Дарен вернулся в комнату. Закрыл балконную дверь – тяжёлую, деревянную, с железной щеколдой. Ветер отрезался. Стало тише, но прохлада ещё сидела в коже, в пальцах, под ногтями.
Книга лежала на столе – не та, толстая, про основание Ордена. Другая. Тоньше, в потрёпанном переплёте, с загнутым уголком обложки. Он выбрал её сам – впервые. Не с ближайшей полки, не ту, что попалась под руку, а ту, которую искал. Шёл вдоль полок второго зала, читая корешки по слогам, водя пальцем, как ребёнок, которого только учат читать.
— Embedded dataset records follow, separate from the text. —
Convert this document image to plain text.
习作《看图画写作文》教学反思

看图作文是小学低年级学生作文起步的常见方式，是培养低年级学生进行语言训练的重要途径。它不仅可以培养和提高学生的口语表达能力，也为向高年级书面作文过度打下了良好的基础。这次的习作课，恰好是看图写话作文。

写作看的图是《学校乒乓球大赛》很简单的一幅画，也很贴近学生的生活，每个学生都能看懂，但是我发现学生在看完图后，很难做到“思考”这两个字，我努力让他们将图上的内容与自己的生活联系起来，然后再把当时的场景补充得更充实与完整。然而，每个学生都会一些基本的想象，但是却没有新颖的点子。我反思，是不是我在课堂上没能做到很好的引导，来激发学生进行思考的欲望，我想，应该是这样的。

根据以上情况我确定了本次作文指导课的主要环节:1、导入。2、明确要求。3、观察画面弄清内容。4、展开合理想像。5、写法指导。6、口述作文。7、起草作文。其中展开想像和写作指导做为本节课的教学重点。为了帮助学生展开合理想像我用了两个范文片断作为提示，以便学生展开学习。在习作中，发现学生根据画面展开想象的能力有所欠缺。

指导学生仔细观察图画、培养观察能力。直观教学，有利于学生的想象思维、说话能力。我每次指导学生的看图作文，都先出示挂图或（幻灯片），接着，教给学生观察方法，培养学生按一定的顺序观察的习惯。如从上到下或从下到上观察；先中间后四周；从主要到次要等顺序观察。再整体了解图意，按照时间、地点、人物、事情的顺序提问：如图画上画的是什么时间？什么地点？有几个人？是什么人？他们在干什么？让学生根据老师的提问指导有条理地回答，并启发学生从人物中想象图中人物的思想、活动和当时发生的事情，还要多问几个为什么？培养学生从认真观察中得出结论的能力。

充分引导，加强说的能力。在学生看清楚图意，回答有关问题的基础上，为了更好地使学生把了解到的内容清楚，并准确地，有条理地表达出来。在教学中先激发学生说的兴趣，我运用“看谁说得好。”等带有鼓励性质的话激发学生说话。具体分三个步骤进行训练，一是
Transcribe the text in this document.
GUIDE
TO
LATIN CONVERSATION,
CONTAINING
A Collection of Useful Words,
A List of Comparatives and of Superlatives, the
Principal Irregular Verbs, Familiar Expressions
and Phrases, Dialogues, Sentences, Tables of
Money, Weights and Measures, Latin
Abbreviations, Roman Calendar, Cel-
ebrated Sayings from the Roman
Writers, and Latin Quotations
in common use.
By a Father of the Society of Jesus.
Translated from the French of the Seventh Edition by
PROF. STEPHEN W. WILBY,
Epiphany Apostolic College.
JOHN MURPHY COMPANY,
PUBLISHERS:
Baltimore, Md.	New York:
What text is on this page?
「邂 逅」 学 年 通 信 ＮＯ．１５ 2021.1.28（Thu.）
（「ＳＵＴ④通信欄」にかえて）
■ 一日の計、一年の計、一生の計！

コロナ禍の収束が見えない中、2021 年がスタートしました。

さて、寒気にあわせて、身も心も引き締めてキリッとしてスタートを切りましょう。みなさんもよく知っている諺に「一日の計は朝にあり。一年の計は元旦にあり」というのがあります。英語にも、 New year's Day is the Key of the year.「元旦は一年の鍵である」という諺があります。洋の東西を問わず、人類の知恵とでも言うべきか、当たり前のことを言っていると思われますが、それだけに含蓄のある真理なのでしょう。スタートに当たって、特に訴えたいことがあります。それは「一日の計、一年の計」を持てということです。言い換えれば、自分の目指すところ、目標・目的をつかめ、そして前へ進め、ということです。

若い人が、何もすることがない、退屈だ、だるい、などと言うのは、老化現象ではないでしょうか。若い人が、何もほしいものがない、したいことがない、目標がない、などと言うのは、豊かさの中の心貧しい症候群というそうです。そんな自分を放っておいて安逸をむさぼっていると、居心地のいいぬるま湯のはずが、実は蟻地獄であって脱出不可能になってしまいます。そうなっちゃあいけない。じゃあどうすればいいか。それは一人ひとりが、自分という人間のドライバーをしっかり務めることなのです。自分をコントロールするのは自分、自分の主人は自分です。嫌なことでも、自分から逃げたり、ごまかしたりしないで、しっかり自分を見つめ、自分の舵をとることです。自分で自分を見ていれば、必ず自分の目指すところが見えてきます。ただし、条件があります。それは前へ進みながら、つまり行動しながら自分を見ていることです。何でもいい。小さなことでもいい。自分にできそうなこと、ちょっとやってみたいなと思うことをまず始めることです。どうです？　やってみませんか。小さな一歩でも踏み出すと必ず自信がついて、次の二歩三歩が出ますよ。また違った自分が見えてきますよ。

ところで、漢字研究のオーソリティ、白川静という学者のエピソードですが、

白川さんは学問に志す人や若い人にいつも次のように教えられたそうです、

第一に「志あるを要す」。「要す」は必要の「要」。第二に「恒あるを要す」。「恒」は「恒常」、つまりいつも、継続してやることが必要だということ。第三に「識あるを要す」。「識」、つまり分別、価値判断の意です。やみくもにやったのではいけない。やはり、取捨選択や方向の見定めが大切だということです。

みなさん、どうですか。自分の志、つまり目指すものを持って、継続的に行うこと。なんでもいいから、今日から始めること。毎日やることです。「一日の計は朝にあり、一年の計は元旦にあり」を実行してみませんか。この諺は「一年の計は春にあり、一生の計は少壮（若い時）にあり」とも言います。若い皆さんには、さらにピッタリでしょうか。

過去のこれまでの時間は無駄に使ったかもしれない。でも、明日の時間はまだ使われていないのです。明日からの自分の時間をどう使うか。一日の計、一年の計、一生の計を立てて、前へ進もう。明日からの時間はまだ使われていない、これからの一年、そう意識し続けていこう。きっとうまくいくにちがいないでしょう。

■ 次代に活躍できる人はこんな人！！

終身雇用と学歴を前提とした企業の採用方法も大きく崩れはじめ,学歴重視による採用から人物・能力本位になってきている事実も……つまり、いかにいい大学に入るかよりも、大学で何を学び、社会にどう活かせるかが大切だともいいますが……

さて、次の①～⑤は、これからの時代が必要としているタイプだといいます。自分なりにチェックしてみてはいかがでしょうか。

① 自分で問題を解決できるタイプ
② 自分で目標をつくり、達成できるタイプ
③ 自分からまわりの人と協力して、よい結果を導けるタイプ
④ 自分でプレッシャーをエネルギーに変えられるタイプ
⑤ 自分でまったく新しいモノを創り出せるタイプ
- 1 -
Большинство названий не говорили ничего: «Теория волновых структур», «Комментарии к трактату Эйвена о природе эфира», «Каталог минералов восточного побережья». Слова, за которыми не было ни образов, ни смысла. А потом – одно название, от которого палец остановился: «О природе духов южных пустынь».
Духи. Те самые, которых вселяли в детей. Те самые, ради которых мальчика забрали с рук матери.
Он понял не всё. Большую часть – не понял: термины наслаивались, автор писал для тех, кто знал больше Дарена, – то есть для всех. Но что-то тянуло – не любопытство, не злость, а что-то без имени, тонкое, как нитка из-под обложки. Та же нитка, что столько лет тянулась от свечи в тёмной нише к мальчику, которого он не видел. Только теперь она шла не в пустоту – она шла куда-то. Сквозь страницы, сквозь чужие слова, сквозь буквы, которые он с трудом разбирал.
Дарен сел за стол. Придвинул книгу. За окном – ветер, чайки, чужой город, чужой камень, чужой воздух.
Палец лёг на первую строчку.
Глава 5. «Тень»
Двадцать четыре.
Строй на плацу Бастиона – четыре шеренги по шесть. Дистанция в два кулака между плечами, щиты у бедра, ножны затянуты. Утреннее солнце не добралось до верхнего края восточной стены, и тени от строя лежали на камне длинные, косые. Халид шёл вдоль первой шеренги. Лицо, доспех, оружие. Лицо, доспех, оружие.
Третий слева – новый. Месяц в гарнизоне: ремни подогнаны по мерке, не обмятые, щит сбит к бедру чуть ниже, чем нужно, пальцы на рукояти сжаты плотнее, чем положено. Ещё стискивает, будто оружие может уйти. Привыкнет. Муштра делала солдата из чего угодно – была бы терпелива. Шестой – перевязь ослабла, кожа растянулась от жары и пота. Халид отметил, не остановился. Скажет сержанту после – негромко, в сторону, без свидетелей.